The present study has several limitations. Firstly, not all thrombi could be studied, as 66 of the 175 samples were excluded. In addition, the amount of material obtained from some patients was limited. Secondly, due the limited sampled obtained by aspiration, we were not able to identify species level 6 microorganisms of the viridans group streptococci. Finally, as previously mentioned, we could not collect comprehensive clinical details regarding oral disease in our population, which would have provided relevant information.

Conclusion

To the best of our knowledge, this is the largest observational study ever performed on the relationship between the presence of DNA of endodontic and periodontal microorganisms in thrombotic material in myocardial infarction. DNA of four species of endodontic and periodontal bacteria was detected in the thrombotic material of 10 STEMI patients.

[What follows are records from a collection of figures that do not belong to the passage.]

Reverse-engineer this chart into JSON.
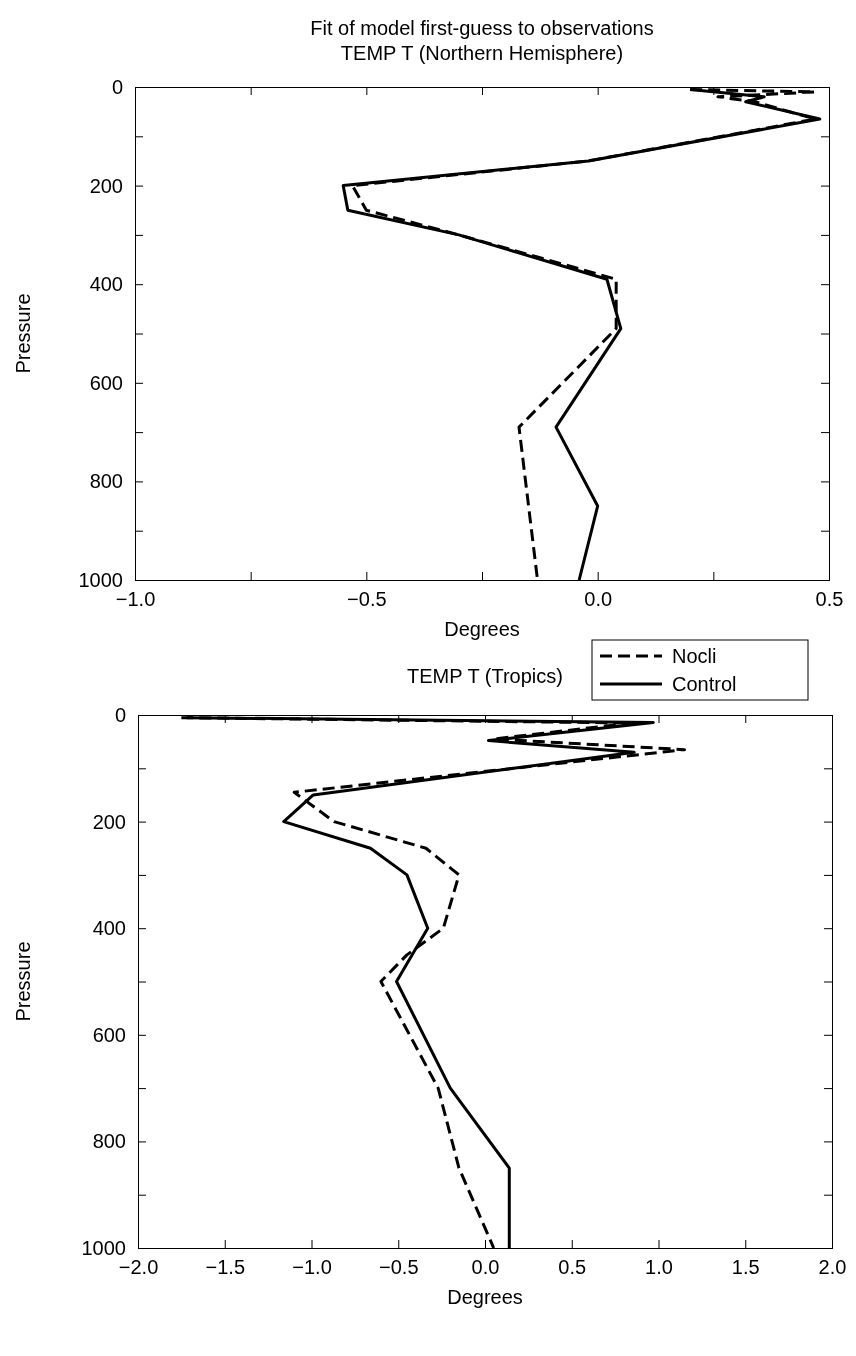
{
  "chart_data": [
    {
      "type": "line",
      "title": "Fit of model first-guess to observations",
      "subtitle": "TEMP T (Northern Hemisphere)",
      "xlabel": "Degrees",
      "ylabel": "Pressure",
      "legend": "bottom right",
      "grid": false,
      "xlim": [
        -1,
        0.5
      ],
      "xticks": [
        {
          "value": -1,
          "label": "−1.0"
        },
        {
          "value": -0.75,
          "label": null
        },
        {
          "value": -0.5,
          "label": "−0.5"
        },
        {
          "value": -0.25,
          "label": null
        },
        {
          "value": 0,
          "label": "0.0"
        },
        {
          "value": 0.25,
          "label": null
        },
        {
          "value": 0.5,
          "label": "0.5"
        }
      ],
      "ylim": [
        1000,
        0
      ],
      "yticks": [
        0,
        {
          "value": 100,
          "label": null
        },
        200,
        {
          "value": 300,
          "label": null
        },
        400,
        {
          "value": 500,
          "label": null
        },
        600,
        {
          "value": 700,
          "label": null
        },
        800,
        {
          "value": 900,
          "label": null
        },
        1000
      ],
      "series": [
        {
          "name": "Nocli",
          "color": "#000000",
          "line_style": "dashed",
          "x": [
            0.2,
            0.47,
            0.26,
            0.34,
            0.47,
            -0.02,
            -0.53,
            -0.5,
            -0.3,
            0.04,
            0.04,
            -0.17,
            -0.13
          ],
          "values": [
            5,
            10,
            20,
            30,
            65,
            150,
            200,
            250,
            300,
            390,
            490,
            690,
            1000
          ]
        },
        {
          "name": "Control",
          "color": "#000000",
          "line_style": "solid",
          "x": [
            0.2,
            0.36,
            0.32,
            0.48,
            -0.02,
            -0.55,
            -0.54,
            -0.3,
            0.02,
            0.05,
            -0.09,
            0.0,
            -0.04
          ],
          "values": [
            5,
            20,
            30,
            65,
            150,
            200,
            250,
            300,
            390,
            490,
            690,
            850,
            1000
          ]
        }
      ]
    },
    {
      "type": "line",
      "title": "TEMP T (Tropics)",
      "xlabel": "Degrees",
      "ylabel": "Pressure",
      "grid": false,
      "xlim": [
        -2,
        2
      ],
      "xticks": [
        {
          "value": -2,
          "label": "−2.0"
        },
        {
          "value": -1.5,
          "label": "−1.5"
        },
        {
          "value": -1,
          "label": "−1.0"
        },
        {
          "value": -0.5,
          "label": "−0.5"
        },
        {
          "value": 0,
          "label": "0.0"
        },
        {
          "value": 0.5,
          "label": "0.5"
        },
        {
          "value": 1,
          "label": "1.0"
        },
        {
          "value": 1.5,
          "label": "1.5"
        },
        {
          "value": 2,
          "label": "2.0"
        }
      ],
      "ylim": [
        1000,
        0
      ],
      "yticks": [
        0,
        {
          "value": 100,
          "label": null
        },
        200,
        {
          "value": 300,
          "label": null
        },
        400,
        {
          "value": 500,
          "label": null
        },
        600,
        {
          "value": 700,
          "label": null
        },
        800,
        {
          "value": 900,
          "label": null
        },
        1000
      ],
      "series": [
        {
          "color": "#000000",
          "line_style": "dashed",
          "x": [
            -1.75,
            0.85,
            0.05,
            1.15,
            -1.1,
            -0.87,
            -0.34,
            -0.15,
            -0.24,
            -0.45,
            -0.6,
            -0.27,
            -0.15,
            0.05
          ],
          "values": [
            5,
            15,
            45,
            65,
            145,
            200,
            250,
            300,
            400,
            450,
            500,
            700,
            850,
            1000
          ]
        },
        {
          "color": "#000000",
          "line_style": "solid",
          "x": [
            -1.72,
            0.97,
            0.02,
            0.86,
            -0.99,
            -1.16,
            -0.66,
            -0.45,
            -0.33,
            -0.51,
            -0.2,
            0.14,
            0.14
          ],
          "values": [
            5,
            14,
            48,
            70,
            150,
            200,
            250,
            300,
            400,
            500,
            700,
            850,
            1000
          ]
        }
      ]
    }
  ]
}
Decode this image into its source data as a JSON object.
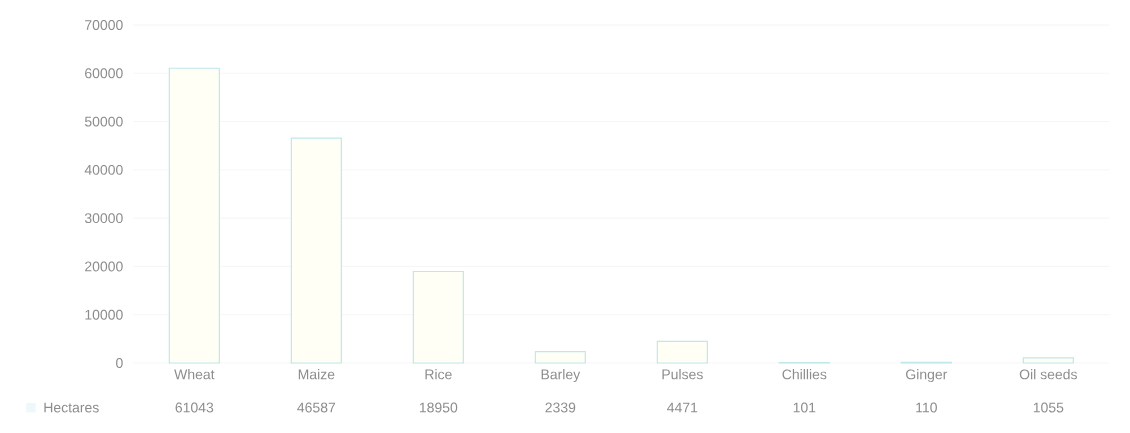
{
  "chart_data": {
    "type": "bar",
    "categories": [
      "Wheat",
      "Maize",
      "Rice",
      "Barley",
      "Pulses",
      "Chillies",
      "Ginger",
      "Oil seeds"
    ],
    "series": [
      {
        "name": "Hectares",
        "color": "#bfe8ea",
        "values": [
          61043,
          46587,
          18950,
          2339,
          4471,
          101,
          110,
          1055
        ]
      }
    ],
    "ylim": [
      0,
      70000
    ],
    "yticks": [
      0,
      10000,
      20000,
      30000,
      40000,
      50000,
      60000,
      70000
    ],
    "grid": "y",
    "legend": "bottom left",
    "data_labels": true
  }
}
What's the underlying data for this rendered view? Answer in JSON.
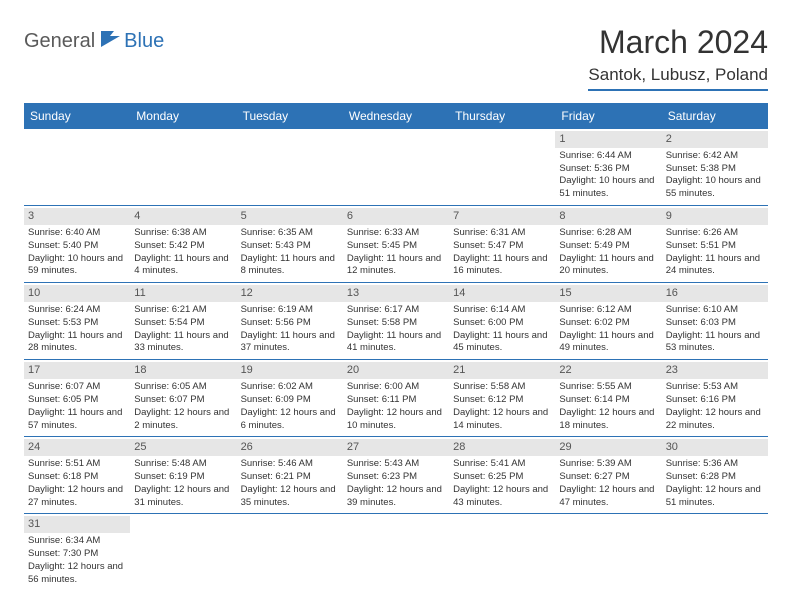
{
  "logo": {
    "text1": "General",
    "text2": "Blue"
  },
  "title": "March 2024",
  "location": "Santok, Lubusz, Poland",
  "colors": {
    "header_bg": "#2d72b5",
    "header_text": "#ffffff",
    "daynum_bg": "#e6e6e6",
    "text": "#333333",
    "divider": "#2d72b5"
  },
  "weekdays": [
    "Sunday",
    "Monday",
    "Tuesday",
    "Wednesday",
    "Thursday",
    "Friday",
    "Saturday"
  ],
  "weeks": [
    [
      null,
      null,
      null,
      null,
      null,
      {
        "n": "1",
        "sr": "Sunrise: 6:44 AM",
        "ss": "Sunset: 5:36 PM",
        "dl": "Daylight: 10 hours and 51 minutes."
      },
      {
        "n": "2",
        "sr": "Sunrise: 6:42 AM",
        "ss": "Sunset: 5:38 PM",
        "dl": "Daylight: 10 hours and 55 minutes."
      }
    ],
    [
      {
        "n": "3",
        "sr": "Sunrise: 6:40 AM",
        "ss": "Sunset: 5:40 PM",
        "dl": "Daylight: 10 hours and 59 minutes."
      },
      {
        "n": "4",
        "sr": "Sunrise: 6:38 AM",
        "ss": "Sunset: 5:42 PM",
        "dl": "Daylight: 11 hours and 4 minutes."
      },
      {
        "n": "5",
        "sr": "Sunrise: 6:35 AM",
        "ss": "Sunset: 5:43 PM",
        "dl": "Daylight: 11 hours and 8 minutes."
      },
      {
        "n": "6",
        "sr": "Sunrise: 6:33 AM",
        "ss": "Sunset: 5:45 PM",
        "dl": "Daylight: 11 hours and 12 minutes."
      },
      {
        "n": "7",
        "sr": "Sunrise: 6:31 AM",
        "ss": "Sunset: 5:47 PM",
        "dl": "Daylight: 11 hours and 16 minutes."
      },
      {
        "n": "8",
        "sr": "Sunrise: 6:28 AM",
        "ss": "Sunset: 5:49 PM",
        "dl": "Daylight: 11 hours and 20 minutes."
      },
      {
        "n": "9",
        "sr": "Sunrise: 6:26 AM",
        "ss": "Sunset: 5:51 PM",
        "dl": "Daylight: 11 hours and 24 minutes."
      }
    ],
    [
      {
        "n": "10",
        "sr": "Sunrise: 6:24 AM",
        "ss": "Sunset: 5:53 PM",
        "dl": "Daylight: 11 hours and 28 minutes."
      },
      {
        "n": "11",
        "sr": "Sunrise: 6:21 AM",
        "ss": "Sunset: 5:54 PM",
        "dl": "Daylight: 11 hours and 33 minutes."
      },
      {
        "n": "12",
        "sr": "Sunrise: 6:19 AM",
        "ss": "Sunset: 5:56 PM",
        "dl": "Daylight: 11 hours and 37 minutes."
      },
      {
        "n": "13",
        "sr": "Sunrise: 6:17 AM",
        "ss": "Sunset: 5:58 PM",
        "dl": "Daylight: 11 hours and 41 minutes."
      },
      {
        "n": "14",
        "sr": "Sunrise: 6:14 AM",
        "ss": "Sunset: 6:00 PM",
        "dl": "Daylight: 11 hours and 45 minutes."
      },
      {
        "n": "15",
        "sr": "Sunrise: 6:12 AM",
        "ss": "Sunset: 6:02 PM",
        "dl": "Daylight: 11 hours and 49 minutes."
      },
      {
        "n": "16",
        "sr": "Sunrise: 6:10 AM",
        "ss": "Sunset: 6:03 PM",
        "dl": "Daylight: 11 hours and 53 minutes."
      }
    ],
    [
      {
        "n": "17",
        "sr": "Sunrise: 6:07 AM",
        "ss": "Sunset: 6:05 PM",
        "dl": "Daylight: 11 hours and 57 minutes."
      },
      {
        "n": "18",
        "sr": "Sunrise: 6:05 AM",
        "ss": "Sunset: 6:07 PM",
        "dl": "Daylight: 12 hours and 2 minutes."
      },
      {
        "n": "19",
        "sr": "Sunrise: 6:02 AM",
        "ss": "Sunset: 6:09 PM",
        "dl": "Daylight: 12 hours and 6 minutes."
      },
      {
        "n": "20",
        "sr": "Sunrise: 6:00 AM",
        "ss": "Sunset: 6:11 PM",
        "dl": "Daylight: 12 hours and 10 minutes."
      },
      {
        "n": "21",
        "sr": "Sunrise: 5:58 AM",
        "ss": "Sunset: 6:12 PM",
        "dl": "Daylight: 12 hours and 14 minutes."
      },
      {
        "n": "22",
        "sr": "Sunrise: 5:55 AM",
        "ss": "Sunset: 6:14 PM",
        "dl": "Daylight: 12 hours and 18 minutes."
      },
      {
        "n": "23",
        "sr": "Sunrise: 5:53 AM",
        "ss": "Sunset: 6:16 PM",
        "dl": "Daylight: 12 hours and 22 minutes."
      }
    ],
    [
      {
        "n": "24",
        "sr": "Sunrise: 5:51 AM",
        "ss": "Sunset: 6:18 PM",
        "dl": "Daylight: 12 hours and 27 minutes."
      },
      {
        "n": "25",
        "sr": "Sunrise: 5:48 AM",
        "ss": "Sunset: 6:19 PM",
        "dl": "Daylight: 12 hours and 31 minutes."
      },
      {
        "n": "26",
        "sr": "Sunrise: 5:46 AM",
        "ss": "Sunset: 6:21 PM",
        "dl": "Daylight: 12 hours and 35 minutes."
      },
      {
        "n": "27",
        "sr": "Sunrise: 5:43 AM",
        "ss": "Sunset: 6:23 PM",
        "dl": "Daylight: 12 hours and 39 minutes."
      },
      {
        "n": "28",
        "sr": "Sunrise: 5:41 AM",
        "ss": "Sunset: 6:25 PM",
        "dl": "Daylight: 12 hours and 43 minutes."
      },
      {
        "n": "29",
        "sr": "Sunrise: 5:39 AM",
        "ss": "Sunset: 6:27 PM",
        "dl": "Daylight: 12 hours and 47 minutes."
      },
      {
        "n": "30",
        "sr": "Sunrise: 5:36 AM",
        "ss": "Sunset: 6:28 PM",
        "dl": "Daylight: 12 hours and 51 minutes."
      }
    ],
    [
      {
        "n": "31",
        "sr": "Sunrise: 6:34 AM",
        "ss": "Sunset: 7:30 PM",
        "dl": "Daylight: 12 hours and 56 minutes."
      },
      null,
      null,
      null,
      null,
      null,
      null
    ]
  ]
}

Bacterial DNA was not detected in the peripheral blood of patients with bacterial DNA in their thrombotic material. This finding suggests that endodontic and periodontal bacteria could be latently present in plaques and might play a role in plaque instability and subsequent thrombus formation in a subset of patients, ultimately leading to ACS. This is a pilot study. The role of bacterial infection in coronary events remains unclear. More research is needed to determine the relationship between oral infection and acute coronary events, and assess the potential preventive role of dental care in myocardial infarction.